If you somehow want to display, say, both Japanese and Chinese texts at the same time, there is no technical obstacle that prevents you to do so. Pan-Unicode fonts come with differently named files for CJKV characters so that is not even difficult. Yes, your assets will have multiple multi-megabyte font files. Is that a problem for modern games? I don't think so.

There is a single circumstance where this is not generally doable: a user name in globally serviced online games. (Guess why I know of this case...) Unless there is a hint that a particular user prefers one's user name to be displayed in a certain way, it is difficult to decide which font to use (or even which set of fonts to use). But it's a very niche problem and otherwise you know which language of the text you are showing and can pick the correct font from your assets.

numpad0 2 days ago | parent [-]

What you've said is correct, but it also means Unicode strings containing CJKV characters become mildly corrupt if decoded without a "--interpret-as=<language>" option to change binary-glyph correspondence. That's just not what Unicode should stand for.

You should not need to keep or infer the language hint. I know it was always the officially sanctioned way and what developer engaged in i18n work has to live with. My point is NOT that you are wrong but that part of Unicode spec is wrong.

zahlman 2 days ago | parent | prev [-]

> Conflicting glyphs.

Which could be chosen between using variation selectors.

numpad0 2 days ago | parent [-]

I guess, but I've never heard there's a `cat text | ivs-convert --from=utf8 --to=zh-Hans` type of things. So practically almost non-existent.

eviks 3 days ago | parent | prev [-]

> like there are no "GermanFrench-English dictionary"

But there is a single Latin alphabet

numpad0 3 days ago | parent | next [-]

Except there are standalone Greek/Coptic as well as Cyrillic ranges in Unicode. Latin A, Greek A, and Russian A each has its own versions in Unicode, so that Latin or Russian fonts don't have to be deleted from apps and operating systems configured for Greek usage to show Greek :alpha: consistent with Greek :phi: without getting it substituted by lowercase Latin `a`.
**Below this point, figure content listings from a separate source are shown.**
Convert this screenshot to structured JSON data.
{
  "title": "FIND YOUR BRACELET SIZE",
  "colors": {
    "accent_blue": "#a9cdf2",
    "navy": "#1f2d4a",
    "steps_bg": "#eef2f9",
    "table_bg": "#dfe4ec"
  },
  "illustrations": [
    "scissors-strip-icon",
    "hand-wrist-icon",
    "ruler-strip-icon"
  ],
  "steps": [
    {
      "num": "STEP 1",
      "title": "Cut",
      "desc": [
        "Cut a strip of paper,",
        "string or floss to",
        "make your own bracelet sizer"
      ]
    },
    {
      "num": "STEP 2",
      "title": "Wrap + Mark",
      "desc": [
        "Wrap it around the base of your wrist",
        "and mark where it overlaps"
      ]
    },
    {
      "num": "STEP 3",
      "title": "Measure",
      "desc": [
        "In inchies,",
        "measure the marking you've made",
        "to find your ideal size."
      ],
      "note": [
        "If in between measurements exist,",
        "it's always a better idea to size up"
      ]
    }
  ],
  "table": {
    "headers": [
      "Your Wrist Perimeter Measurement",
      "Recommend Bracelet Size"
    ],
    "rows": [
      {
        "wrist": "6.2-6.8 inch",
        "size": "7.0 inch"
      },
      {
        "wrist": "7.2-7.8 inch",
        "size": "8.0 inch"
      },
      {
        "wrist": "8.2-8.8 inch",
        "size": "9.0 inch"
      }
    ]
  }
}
eviks 3 days ago | parent [-]

> standalone Greek/Coptic

So? Unicode isn't in either of the extremes, so it didn't unify Latin and Greek (using language tags to differentiate), but then it also didn't separate German and French, so your GermanFrench dictionary still falls flat, it's doesn't help in picking the dividing line

account42 3 days ago | parent | prev [-]

Unifying I and I was also a mistake although that one at least preceded Unicode.